I call: show me five actual "desk jobs" that LLMs have "already automated". Not merely tasks, but desk jobs - jobs with titles, pay scales, retirement plans, etc. in real companies.

2 comments

I know an immigration agent who simply stopped using professional translators because ChatGPT is more than good enough for his purposes. In many ways it is actually better, especially if instructed to use the specific style and terminology required by the law.

If you think about it, human calculators (the job title!) were entirely replaced by digital electronic calculators. Translators are simply "language calculators" that perform mechanical transformations, the ideal scenario for something like an LLM to replace.

That’s professional negligence. Have the LLM prepare a draft for a human translator to review, sure.

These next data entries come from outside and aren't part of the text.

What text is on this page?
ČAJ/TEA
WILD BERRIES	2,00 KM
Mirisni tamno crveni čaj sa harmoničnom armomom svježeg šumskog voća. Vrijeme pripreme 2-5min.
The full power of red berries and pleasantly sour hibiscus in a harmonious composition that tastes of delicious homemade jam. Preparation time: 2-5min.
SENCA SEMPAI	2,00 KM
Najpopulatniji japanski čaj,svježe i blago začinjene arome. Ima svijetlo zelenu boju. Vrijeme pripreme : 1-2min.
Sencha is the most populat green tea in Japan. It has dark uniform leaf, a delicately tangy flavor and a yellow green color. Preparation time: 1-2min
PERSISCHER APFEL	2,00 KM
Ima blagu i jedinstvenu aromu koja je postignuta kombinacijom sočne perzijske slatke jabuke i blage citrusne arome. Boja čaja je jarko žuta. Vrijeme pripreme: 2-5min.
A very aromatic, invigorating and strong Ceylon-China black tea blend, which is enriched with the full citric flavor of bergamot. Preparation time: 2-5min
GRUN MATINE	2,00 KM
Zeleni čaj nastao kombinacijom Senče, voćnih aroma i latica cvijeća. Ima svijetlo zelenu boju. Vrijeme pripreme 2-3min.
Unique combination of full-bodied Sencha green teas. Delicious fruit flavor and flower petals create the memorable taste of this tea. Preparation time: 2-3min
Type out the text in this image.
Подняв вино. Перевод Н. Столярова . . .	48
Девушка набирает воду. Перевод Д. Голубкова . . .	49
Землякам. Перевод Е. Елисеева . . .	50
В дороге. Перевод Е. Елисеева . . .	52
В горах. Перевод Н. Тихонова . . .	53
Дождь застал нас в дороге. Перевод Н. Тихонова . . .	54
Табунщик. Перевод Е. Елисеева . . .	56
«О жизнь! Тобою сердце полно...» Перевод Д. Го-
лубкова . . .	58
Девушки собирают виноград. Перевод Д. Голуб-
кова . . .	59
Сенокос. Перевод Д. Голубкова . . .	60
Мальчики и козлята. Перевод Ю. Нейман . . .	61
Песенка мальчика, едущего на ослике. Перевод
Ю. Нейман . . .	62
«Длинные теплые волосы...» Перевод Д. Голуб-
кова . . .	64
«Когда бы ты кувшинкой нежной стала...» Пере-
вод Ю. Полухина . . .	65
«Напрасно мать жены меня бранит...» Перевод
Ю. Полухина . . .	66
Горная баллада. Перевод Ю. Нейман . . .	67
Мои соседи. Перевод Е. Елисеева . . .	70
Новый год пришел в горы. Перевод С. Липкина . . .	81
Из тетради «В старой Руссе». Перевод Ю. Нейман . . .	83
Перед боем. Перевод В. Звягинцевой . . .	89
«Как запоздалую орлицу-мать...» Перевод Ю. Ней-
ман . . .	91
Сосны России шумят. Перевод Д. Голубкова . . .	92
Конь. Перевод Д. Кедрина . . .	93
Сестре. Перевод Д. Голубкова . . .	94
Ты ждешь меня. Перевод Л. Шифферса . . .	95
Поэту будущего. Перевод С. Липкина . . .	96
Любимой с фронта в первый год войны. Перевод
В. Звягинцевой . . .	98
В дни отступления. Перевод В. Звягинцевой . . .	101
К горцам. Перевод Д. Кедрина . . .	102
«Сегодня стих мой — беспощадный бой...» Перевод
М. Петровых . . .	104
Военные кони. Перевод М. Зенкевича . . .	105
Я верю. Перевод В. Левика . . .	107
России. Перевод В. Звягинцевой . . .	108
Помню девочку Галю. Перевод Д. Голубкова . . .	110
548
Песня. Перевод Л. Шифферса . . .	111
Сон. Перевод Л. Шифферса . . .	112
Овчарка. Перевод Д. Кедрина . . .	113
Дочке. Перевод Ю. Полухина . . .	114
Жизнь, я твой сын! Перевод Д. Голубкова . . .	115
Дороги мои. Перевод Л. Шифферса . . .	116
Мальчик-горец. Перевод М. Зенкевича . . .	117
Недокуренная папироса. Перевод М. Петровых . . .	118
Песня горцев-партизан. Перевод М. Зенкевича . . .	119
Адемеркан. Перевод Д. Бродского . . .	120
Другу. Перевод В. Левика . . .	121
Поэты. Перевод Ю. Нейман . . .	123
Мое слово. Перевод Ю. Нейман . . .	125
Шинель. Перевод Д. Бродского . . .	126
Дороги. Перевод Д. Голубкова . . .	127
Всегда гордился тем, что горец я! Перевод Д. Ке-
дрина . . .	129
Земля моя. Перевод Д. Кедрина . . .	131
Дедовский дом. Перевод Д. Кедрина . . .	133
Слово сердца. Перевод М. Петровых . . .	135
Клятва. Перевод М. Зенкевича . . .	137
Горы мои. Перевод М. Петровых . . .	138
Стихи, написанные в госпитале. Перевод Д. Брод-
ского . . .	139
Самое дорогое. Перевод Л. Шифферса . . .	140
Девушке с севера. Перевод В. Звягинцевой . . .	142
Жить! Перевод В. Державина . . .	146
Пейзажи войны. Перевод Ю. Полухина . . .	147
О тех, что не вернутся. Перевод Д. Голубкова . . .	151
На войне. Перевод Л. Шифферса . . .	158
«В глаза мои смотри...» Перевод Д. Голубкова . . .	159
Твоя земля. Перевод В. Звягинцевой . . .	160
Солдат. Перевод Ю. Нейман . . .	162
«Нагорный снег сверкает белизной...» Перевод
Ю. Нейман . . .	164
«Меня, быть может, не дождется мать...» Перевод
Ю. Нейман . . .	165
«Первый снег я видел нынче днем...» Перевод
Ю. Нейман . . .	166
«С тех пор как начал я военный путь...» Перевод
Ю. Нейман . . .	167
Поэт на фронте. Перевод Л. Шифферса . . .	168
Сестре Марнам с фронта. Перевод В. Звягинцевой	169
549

But taking the human out of the loop and letting in undetectable hallucinations? In a legal proceeding?
But it is not all or nothing here. We replaced real programmers (backend, frontend, embedded) with it, but obviously (I guess) not all. We just require 1/5th of those roles since around beginning this year. There are a lot more 'low level' jobs in tons of companies where we see the same happening because suddenly the automation is trivial to make instead of 'a project'. It will take time for the bigger ones and it won't 'eliminate' all jobs of the same type (maybe it will in time), but it will eliminate most people doing that job as now 1 people can do the work of 5 or more.

I guess we will see the actual difference in 5-10 years in the stats. Big companies are mostly still evaluating and waiting. Maybe it will remain just a few blibs and it'll fizzle out, or maybe, and this is what I expect, the effect will be a lot larger, moving many to other roles and many completely out of work.

On a small (we see many companies inside, but many is relative, of course), but real life examples I see are translators, programmers, seo/marketing writers, data entry (copying content from pdf to excel, human webscraping etc) being replaced now.

We work with some small outsourcing outfits (few 100 people per) and they noted sharp drops in business from the west where the stated reason is AI, but it's not really easy to say or see if that's real or just the current market.

Imagine the face of a guy who needs to do the work of 5 solo now... He is probably the happiest employee now and his salary raised 5-fold, surely yeah?